The banks have extended billions of dollars in loans to state-owned enterprises to finance mergers, factory re-tooling, and the wage payments to millions of workers sent home by redundant industries but unable to find alternative employment. Up to 30 million jobs have been eliminated and thousands of firms amalgamated into larger conglomerates or bankrupted. Last year alone, six million jobs were lost and 40,000 enterprises merged or bankrupted. Over seven million jobs will be cut this year.

Despite the years of radical restructuring, a third of China's state-owned enterprises are still unprofitable and the government target of eliminating losses by next year will not be met. In order to continue financing this restructuring, China's banks have been forced to borrow internationally in foreign currency-denominated loans but receive virtually all revenue in yuan. The danger of a devaluation, which would increase servicing costs on foreign denominated loans, is that some Chinese banks would be unable to meet debt obligations.

Even if the yuan is not devalued, the potential for a financial crisis is acute. Interest rates have been cut in the last three years from 9 percent to 2.25 percent to stimulate consumer spending. This has squeezed bank margins, already under pressure from the increasing number of state enterprises unable to maintain loan repayments. This month the Hong Kong arm of the Bank of China announced a 46 percent fall in profit, with mainland non-performing loans increasing from 1.96 percent to 8.26 percent of its total lending.

The ability of the state banking system to finance economic restructuring has reached its limit. A credit crunch is now developing as banks become more reluctant to extend loans, except to the safest of customers—the largest state companies backed by the government. Investment by China's new class of entrepreneurs and capitalists has fallen, as have the number of employees in China's 30 million private businesses. News articles are appearing complaining about the difficulty that this sector of the economy has obtaining credit.
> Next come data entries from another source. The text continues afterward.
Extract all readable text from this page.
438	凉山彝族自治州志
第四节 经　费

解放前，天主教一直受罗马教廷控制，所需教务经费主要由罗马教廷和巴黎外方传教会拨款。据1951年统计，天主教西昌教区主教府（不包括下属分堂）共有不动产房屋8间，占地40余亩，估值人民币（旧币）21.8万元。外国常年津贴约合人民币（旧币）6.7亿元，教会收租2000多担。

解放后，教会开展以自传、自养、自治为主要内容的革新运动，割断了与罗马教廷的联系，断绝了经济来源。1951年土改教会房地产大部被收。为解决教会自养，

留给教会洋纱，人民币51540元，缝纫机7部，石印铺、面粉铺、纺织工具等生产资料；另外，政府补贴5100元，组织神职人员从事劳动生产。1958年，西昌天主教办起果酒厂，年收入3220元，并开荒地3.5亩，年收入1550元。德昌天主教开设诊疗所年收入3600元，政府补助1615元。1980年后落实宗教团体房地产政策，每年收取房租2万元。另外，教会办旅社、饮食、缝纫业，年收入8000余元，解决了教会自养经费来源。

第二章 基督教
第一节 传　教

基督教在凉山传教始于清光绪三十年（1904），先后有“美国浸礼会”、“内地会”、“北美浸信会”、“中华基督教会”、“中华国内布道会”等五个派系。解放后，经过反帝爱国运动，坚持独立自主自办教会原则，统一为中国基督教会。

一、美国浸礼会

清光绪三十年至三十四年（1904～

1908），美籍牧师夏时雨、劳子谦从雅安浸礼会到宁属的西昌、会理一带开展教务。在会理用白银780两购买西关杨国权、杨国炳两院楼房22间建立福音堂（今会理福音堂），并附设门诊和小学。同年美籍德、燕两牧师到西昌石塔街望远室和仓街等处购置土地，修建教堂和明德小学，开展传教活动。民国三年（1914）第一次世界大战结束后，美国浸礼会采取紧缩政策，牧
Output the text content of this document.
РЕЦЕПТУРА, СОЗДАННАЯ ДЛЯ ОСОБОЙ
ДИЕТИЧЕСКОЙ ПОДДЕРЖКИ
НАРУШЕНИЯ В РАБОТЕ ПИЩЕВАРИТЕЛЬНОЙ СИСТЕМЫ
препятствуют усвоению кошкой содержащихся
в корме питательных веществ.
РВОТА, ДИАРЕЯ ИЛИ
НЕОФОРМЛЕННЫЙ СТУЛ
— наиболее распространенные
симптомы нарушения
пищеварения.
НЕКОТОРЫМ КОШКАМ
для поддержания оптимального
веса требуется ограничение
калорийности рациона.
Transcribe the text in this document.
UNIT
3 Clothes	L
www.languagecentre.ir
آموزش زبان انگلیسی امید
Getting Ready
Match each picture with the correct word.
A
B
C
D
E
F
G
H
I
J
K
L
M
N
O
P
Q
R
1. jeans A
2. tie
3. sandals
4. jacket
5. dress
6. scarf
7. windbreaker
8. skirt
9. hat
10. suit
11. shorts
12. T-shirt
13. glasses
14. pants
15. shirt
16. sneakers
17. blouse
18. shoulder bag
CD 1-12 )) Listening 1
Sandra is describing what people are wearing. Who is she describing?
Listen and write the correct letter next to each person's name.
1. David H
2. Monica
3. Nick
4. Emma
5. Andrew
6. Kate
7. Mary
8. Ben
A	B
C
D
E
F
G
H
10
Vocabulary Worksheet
The central government is attempting to stave off economic depression by means of unprecedented levels of budget deficit spending and last year launched a US$24.3 billion infrastructure-spending program. But fixed asset investment by the state, which was almost entirely responsible for China's 7.8 percent economic growth percent last year, has now exhausted its impact. After pushing economic growth to 9 percent for the last quarter of 1998, growth fell back to 8.3 percent in the first quarter and 7.1 percent for April-June 1999. Fixed asset investment figures for July plummeted to 3.1 percent, compared to 11.3 percent for the first half of the year.

Another $US7 billion government infrastructure program has been announced but such policy measures are unsustainable. Government debt is rising rapidly and interest payments on loans make up a growing proportion of the national budget.

An attempt to deal with the weight of bad debt held by the banks is being made through the proposed transfer of up to US$100 billion in debts from the banks to four asset management companies, in return for equity shares in the indebted companies. The plan is that the asset management companies will then sell the equity—a de-facto form of privatisation.

The question that looms over China's policy makers is where to obtain the capital needed to buy this equity, or required by profitable Chinese firms for expansion. Increasingly, the only possible sources are international, be they transnational companies, banks or stock markets. China is being driven toward opening its financial system to international penetration, its state-owned enterprises to foreign ownership, and its domestic market to foreign competition. This is at the heart of China's striving for WTO membership.